I’d be playing straight for the press and surely by then she would have found her tethered wife and her happily-ever-after that had nothing to do with me.

“I—I didn’t ask for that,” I said, “and I didn’t know. I feel like an idiot.”

“Don’t,” Rebecca said. “I didn’t know either, Gardner.”

“I have to go,” I said. “Sorry, I need to try to fix this.”

“Tess,” Stephanie said.
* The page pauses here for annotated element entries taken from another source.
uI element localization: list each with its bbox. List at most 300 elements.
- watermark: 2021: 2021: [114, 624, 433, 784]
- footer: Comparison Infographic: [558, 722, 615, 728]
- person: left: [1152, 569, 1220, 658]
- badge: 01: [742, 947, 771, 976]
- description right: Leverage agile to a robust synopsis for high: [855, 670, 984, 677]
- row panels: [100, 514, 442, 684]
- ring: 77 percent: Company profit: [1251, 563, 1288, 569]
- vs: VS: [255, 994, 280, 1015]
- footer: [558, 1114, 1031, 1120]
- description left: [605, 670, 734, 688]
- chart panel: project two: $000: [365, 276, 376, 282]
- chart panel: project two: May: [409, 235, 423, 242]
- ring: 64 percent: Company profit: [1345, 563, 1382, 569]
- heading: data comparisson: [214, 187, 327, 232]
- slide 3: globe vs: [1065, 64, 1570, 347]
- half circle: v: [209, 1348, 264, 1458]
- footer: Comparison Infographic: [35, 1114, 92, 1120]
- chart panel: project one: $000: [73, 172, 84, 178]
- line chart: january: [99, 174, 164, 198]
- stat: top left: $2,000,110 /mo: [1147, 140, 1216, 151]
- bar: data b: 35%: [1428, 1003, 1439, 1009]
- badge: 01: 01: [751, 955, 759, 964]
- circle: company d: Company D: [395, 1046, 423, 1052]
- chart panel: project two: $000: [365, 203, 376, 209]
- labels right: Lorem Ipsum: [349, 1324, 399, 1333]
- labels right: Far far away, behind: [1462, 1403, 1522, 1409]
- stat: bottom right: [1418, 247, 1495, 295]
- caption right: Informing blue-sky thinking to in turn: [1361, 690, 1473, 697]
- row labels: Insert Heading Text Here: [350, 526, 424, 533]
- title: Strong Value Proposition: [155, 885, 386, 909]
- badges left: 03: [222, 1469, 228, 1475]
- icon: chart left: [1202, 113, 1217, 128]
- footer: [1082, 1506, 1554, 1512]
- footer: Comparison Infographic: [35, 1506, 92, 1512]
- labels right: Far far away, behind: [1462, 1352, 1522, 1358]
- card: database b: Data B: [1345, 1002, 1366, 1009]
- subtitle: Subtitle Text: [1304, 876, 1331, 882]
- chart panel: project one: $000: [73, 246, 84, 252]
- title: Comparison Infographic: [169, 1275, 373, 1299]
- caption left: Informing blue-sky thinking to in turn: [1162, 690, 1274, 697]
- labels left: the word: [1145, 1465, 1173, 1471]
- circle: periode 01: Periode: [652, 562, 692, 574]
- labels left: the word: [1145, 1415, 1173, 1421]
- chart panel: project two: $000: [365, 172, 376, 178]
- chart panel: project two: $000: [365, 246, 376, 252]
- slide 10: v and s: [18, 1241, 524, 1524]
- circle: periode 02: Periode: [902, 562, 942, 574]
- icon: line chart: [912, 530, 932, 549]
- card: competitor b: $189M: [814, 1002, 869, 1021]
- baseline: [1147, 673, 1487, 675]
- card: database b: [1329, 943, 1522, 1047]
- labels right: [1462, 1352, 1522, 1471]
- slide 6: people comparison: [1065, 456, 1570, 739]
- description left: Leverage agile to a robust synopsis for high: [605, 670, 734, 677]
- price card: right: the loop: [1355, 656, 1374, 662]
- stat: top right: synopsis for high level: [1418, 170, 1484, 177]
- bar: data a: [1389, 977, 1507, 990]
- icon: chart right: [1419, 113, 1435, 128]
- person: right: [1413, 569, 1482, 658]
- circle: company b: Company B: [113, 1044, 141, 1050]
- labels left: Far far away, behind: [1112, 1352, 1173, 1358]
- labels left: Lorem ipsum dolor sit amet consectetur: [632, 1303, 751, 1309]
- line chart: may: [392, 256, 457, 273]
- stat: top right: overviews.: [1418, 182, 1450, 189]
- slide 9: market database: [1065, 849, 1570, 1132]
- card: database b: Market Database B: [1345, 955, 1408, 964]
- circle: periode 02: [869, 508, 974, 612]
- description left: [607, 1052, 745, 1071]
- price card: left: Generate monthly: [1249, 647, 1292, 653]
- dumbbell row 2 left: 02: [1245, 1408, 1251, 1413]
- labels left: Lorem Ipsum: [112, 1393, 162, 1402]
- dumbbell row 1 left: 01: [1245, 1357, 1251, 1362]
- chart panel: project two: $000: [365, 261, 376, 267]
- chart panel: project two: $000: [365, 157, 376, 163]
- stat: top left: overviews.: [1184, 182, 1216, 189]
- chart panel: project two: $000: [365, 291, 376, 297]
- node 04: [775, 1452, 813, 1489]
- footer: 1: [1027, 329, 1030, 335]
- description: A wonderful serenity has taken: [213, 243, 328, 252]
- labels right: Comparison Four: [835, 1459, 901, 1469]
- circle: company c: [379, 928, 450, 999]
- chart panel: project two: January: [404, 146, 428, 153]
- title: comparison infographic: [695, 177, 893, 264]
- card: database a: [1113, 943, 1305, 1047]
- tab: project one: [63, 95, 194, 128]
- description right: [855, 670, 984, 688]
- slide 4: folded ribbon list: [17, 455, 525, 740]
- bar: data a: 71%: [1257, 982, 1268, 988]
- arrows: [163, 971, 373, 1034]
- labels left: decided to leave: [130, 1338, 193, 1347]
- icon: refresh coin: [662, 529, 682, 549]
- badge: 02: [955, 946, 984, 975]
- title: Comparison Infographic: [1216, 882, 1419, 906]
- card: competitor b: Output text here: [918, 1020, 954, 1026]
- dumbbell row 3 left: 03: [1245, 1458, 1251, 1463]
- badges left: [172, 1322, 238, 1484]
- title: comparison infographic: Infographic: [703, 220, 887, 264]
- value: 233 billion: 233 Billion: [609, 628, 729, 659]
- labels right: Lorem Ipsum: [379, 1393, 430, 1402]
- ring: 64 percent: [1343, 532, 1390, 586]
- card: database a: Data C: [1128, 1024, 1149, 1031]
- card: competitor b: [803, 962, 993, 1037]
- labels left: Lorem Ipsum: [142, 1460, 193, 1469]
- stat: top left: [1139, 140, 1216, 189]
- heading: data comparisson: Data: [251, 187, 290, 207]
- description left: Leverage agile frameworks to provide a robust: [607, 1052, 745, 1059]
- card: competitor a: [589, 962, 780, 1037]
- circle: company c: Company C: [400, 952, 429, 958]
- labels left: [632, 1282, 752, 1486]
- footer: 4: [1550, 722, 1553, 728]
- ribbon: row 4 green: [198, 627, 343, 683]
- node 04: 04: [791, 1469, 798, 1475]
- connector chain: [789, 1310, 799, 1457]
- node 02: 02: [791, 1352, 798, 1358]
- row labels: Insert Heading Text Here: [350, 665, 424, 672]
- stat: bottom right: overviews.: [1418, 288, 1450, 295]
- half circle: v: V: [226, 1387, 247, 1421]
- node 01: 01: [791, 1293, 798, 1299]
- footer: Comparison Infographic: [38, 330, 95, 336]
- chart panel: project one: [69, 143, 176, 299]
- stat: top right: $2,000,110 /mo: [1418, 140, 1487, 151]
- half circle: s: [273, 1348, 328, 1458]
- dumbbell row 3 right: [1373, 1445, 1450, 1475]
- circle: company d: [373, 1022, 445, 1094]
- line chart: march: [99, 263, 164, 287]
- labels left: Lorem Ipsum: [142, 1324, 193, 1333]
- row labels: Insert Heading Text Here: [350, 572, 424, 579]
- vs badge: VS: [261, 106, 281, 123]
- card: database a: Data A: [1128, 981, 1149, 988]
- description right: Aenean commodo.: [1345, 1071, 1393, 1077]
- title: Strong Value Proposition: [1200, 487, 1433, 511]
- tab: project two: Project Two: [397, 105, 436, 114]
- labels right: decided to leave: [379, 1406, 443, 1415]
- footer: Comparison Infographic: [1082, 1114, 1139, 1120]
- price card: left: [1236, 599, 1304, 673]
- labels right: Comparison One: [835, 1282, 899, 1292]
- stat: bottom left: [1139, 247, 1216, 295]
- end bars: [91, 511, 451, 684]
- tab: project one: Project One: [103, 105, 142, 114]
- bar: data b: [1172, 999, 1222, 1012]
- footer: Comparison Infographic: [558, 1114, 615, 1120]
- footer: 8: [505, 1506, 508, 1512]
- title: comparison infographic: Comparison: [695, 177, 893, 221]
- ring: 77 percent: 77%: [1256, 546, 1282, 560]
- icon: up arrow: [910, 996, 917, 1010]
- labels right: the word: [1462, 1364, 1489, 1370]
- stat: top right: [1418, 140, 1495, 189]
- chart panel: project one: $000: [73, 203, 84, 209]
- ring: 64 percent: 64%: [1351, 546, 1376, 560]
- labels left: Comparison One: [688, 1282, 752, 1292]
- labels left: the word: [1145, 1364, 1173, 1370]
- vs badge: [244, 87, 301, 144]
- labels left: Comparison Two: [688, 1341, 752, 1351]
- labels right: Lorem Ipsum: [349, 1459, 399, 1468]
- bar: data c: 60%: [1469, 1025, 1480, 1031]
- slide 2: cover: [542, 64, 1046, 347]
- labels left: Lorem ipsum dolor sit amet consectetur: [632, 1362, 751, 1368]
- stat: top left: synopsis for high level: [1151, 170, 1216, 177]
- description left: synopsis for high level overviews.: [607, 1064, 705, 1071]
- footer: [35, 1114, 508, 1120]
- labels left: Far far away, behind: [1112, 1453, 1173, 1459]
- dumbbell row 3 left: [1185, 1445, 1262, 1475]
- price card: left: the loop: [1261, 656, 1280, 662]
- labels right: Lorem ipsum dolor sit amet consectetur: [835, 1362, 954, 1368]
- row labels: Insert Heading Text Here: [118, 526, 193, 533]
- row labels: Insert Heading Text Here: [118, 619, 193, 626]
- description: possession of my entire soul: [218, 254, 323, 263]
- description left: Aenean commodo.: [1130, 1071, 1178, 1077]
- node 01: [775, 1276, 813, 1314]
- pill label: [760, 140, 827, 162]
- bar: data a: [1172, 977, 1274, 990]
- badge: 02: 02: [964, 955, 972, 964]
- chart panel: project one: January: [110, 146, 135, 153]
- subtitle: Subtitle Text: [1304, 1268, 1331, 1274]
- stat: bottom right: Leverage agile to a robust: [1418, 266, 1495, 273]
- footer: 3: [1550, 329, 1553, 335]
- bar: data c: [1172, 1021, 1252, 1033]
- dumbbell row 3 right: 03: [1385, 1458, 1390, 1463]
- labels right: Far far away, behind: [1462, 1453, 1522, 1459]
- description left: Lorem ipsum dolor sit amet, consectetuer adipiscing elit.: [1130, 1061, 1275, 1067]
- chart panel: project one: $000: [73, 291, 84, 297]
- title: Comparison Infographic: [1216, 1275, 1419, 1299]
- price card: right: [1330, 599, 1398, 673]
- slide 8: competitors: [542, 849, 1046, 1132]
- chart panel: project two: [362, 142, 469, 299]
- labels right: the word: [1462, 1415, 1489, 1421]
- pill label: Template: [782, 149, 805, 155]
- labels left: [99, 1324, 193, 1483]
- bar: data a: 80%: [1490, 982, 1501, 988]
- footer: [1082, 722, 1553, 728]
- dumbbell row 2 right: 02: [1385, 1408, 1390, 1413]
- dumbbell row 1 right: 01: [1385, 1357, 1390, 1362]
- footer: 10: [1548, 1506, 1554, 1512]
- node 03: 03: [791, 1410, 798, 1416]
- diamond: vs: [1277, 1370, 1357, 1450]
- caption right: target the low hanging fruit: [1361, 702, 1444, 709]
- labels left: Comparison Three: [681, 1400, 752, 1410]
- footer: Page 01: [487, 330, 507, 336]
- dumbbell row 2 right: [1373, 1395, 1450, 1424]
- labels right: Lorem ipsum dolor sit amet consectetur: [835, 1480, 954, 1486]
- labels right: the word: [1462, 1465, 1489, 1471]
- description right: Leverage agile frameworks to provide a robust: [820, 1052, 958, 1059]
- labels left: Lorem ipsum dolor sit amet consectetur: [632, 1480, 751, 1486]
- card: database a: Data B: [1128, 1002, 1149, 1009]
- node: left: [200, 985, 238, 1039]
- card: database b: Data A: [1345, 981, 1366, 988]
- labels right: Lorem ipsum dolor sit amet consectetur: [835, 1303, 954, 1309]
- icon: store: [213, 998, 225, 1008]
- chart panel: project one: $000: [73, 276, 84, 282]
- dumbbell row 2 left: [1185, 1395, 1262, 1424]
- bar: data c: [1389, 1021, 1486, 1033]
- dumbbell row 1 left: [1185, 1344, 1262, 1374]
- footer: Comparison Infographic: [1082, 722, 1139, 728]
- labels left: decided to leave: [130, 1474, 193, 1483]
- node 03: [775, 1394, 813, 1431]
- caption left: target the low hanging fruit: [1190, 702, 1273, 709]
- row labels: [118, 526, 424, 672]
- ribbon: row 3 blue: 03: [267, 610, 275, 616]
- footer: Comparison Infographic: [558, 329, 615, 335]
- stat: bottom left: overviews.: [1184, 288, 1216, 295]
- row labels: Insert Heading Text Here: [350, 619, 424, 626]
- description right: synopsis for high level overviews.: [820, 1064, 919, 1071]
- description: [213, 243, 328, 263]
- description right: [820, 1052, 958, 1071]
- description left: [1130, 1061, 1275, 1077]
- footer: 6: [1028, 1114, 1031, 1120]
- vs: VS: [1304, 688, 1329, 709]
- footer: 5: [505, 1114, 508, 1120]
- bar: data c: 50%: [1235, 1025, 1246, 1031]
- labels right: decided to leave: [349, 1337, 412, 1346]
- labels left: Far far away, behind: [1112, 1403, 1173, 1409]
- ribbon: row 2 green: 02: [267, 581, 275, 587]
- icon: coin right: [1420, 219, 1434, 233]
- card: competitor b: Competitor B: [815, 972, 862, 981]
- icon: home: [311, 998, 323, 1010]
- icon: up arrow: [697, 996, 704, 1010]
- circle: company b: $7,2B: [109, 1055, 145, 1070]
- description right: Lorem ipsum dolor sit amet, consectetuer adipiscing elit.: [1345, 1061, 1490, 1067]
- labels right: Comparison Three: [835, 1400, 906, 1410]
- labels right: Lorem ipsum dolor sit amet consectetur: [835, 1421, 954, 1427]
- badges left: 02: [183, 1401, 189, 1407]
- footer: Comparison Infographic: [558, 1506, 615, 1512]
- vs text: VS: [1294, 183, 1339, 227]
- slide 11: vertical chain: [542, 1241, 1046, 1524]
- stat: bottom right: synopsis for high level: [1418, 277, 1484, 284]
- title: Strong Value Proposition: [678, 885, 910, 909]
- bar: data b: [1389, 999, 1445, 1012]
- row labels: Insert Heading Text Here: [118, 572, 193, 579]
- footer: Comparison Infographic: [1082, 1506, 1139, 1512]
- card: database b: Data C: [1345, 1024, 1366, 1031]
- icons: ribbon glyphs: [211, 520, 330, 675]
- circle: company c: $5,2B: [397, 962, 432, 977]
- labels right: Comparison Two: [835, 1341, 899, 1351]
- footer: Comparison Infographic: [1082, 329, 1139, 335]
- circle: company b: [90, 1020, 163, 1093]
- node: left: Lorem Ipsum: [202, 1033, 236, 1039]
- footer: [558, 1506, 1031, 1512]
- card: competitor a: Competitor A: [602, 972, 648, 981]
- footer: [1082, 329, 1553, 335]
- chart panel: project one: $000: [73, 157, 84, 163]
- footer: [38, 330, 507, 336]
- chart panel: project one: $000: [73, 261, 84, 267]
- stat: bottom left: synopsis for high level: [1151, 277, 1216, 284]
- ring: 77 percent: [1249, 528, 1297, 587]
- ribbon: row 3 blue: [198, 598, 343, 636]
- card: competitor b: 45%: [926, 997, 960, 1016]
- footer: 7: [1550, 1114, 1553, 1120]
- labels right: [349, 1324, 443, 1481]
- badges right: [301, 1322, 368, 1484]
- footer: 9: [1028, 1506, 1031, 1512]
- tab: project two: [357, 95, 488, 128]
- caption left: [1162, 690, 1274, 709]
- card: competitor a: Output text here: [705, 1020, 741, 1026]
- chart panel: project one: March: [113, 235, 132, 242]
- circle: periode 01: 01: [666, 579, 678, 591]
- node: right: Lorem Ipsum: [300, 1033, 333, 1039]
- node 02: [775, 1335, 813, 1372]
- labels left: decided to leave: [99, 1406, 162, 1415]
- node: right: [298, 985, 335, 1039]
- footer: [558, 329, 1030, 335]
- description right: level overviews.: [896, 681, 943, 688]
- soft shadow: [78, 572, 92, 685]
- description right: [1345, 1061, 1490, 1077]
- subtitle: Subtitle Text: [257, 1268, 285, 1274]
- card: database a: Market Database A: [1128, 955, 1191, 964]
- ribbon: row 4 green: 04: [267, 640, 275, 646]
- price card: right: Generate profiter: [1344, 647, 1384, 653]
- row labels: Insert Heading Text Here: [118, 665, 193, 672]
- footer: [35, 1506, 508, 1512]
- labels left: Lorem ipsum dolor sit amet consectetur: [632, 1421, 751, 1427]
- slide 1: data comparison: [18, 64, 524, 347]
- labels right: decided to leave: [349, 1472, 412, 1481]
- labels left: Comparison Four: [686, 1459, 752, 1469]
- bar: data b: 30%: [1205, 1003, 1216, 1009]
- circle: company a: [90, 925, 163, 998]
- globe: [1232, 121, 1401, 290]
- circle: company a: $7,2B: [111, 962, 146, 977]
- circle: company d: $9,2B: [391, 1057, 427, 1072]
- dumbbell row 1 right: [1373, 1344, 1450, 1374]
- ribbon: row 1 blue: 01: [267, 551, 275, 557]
She wasn’t smooth like Rebecca but her voice still commanded attention.

“There’s still so much up in the air right now.

Maybe we just go have a good rehearsal, get ready to get into tech tomorrow, prove that this is the right team for the show, and—just, fuck Geoffrey Gordan.

And fuck Patrick Miles, who we’ll smile nicely in front of today. ”

I agreed to that but dialed Joyce on the way in anyway.

It was exactly as Stephanie had said; no one wanted the possibility of me in New York for four to seven months given all the potential money to be made from potential movies.

And right now, with Vindicators 4 a done deal, I absolutely couldn’t commit.

Which meant that I could hate Geoffrey Gordan all I wanted, but I had no negotiation power; even if Broadway was in the cards for Hometown, it wasn’t for me.

Rebecca came over after rehearsal that evening, and I cooked the meal I’d planned before this had felt like a wake for the future of Hometown.

A New York transfer had never been a given for me, but I’d hoped for it.

Was there anything that would feel like more of a dream achieved than to perform on Broadway?

It was a good fantasy, but the whole time it had only been that.